Action 2 : Choisir et désigner votre PDP avant le 31 juillet 2026
Le choix de votre Plateforme de Dématérialisation Partenaire est une décision structurante. La liste des plateformes immatriculées est publiée et régulièrement mise à jour sur impots.gouv.fr. Pour les officines, certaines PDP ont développé des offres sectorielles, dont Digipharmacie (PDP spécialisée officine de ville). Vérifiez trois critères avant de signer : compatibilité avec votre LGO (certaines PDP proposent des connecteurs natifs avec les principaux éditeurs du marché), prise en charge des spécificités officinales (tiers payant, ventilation des taux de TVA à 2,1 %, 5,5 %, 10 % et 20 %), et coût de l'abonnement. À titre indicatif, les offres sectorielles pour les officines démarrent autour de 35 euros par mois pour une offre de base (source : Le Moniteur des Pharmacies, décembre 2025). Rapprochez-vous de votre expert-comptable pour valider ce choix : Extencia, Secofi, et les cabinets du groupement CGP accompagnent les officines sur ce sujet. Une fois la PDP choisie, désignez-la formellement dans l'annuaire central de la DGFiP (accessible via impots.gouv.fr) : une officine non référencée dans cet annuaire sera en infraction dès le 1er septembre 2026. PharmaPex intègre dans son tableau de bord un suivi de vos obligations réglementaires numériques, dont les échéances de conformité à la facturation électronique.

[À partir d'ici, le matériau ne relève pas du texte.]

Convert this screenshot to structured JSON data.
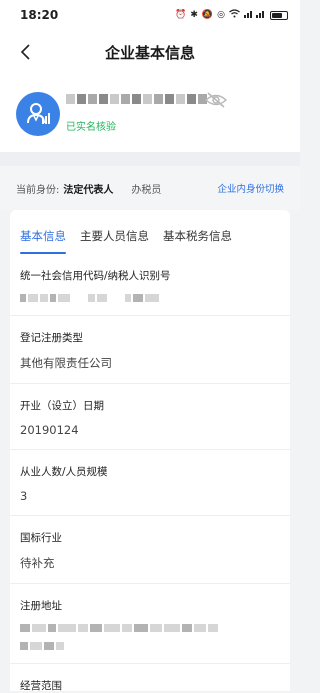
{
  "status_bar": {
    "time": "18:20",
    "icons": [
      "alarm-icon",
      "bluetooth-icon",
      "mute-icon",
      "hotspot-icon",
      "wifi-icon",
      "signal-icon",
      "battery-icon"
    ]
  },
  "nav": {
    "title": "企业基本信息"
  },
  "profile": {
    "verified_text": "已实名核验",
    "avatar_color": "#3b82e6"
  },
  "identity": {
    "label": "当前身份:",
    "active_role": "法定代表人",
    "other_role": "办税员",
    "switch_link": "企业内身份切换"
  },
  "tabs": [
    {
      "label": "基本信息",
      "active": true
    },
    {
      "label": "主要人员信息",
      "active": false
    },
    {
      "label": "基本税务信息",
      "active": false
    }
  ],
  "fields": [
    {
      "label": "统一社会信用代码/纳税人识别号",
      "value": ""
    },
    {
      "label": "登记注册类型",
      "value": "其他有限责任公司"
    },
    {
      "label": "开业（设立）日期",
      "value": "20190124"
    },
    {
      "label": "从业人数/人员规模",
      "value": "3"
    },
    {
      "label": "国标行业",
      "value": "待补充"
    },
    {
      "label": "注册地址",
      "value": ""
    },
    {
      "label": "经营范围",
      "value": ""
    }
  ],
  "colors": {
    "accent": "#2f6fe0",
    "verified": "#21b45a"
  }
}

Action 3 : Mettre en place une surveillance mensuelle de vos flux de conformité
Après la mise en oeuvre, définissez un indicateur à surveiller chaque mois : le taux de factures reçues en format conforme (Factur-X, UBL ou CII) versus le nombre total de factures fournisseurs. Ce ratio doit tendre vers 100 % au 1er septembre 2026 pour les factures en provenance de vos grossistes-répartiteurs. Tout écart signale soit un problème de raccordement de votre LGO à la PDP, soit un retard de mise en conformité chez un fournisseur. Signalez ces anomalies à votre PDP, qui dispose d'outils de suivi en temps réel. Par ailleurs, constituez dès maintenant votre fichier SIREN de tous vos clients professionnels (EHPAD, cliniques, confrères) : cette donnée est obligatoire sur toute facture électronique émise à partir de 2027 et son absence générera des rejets automatiques.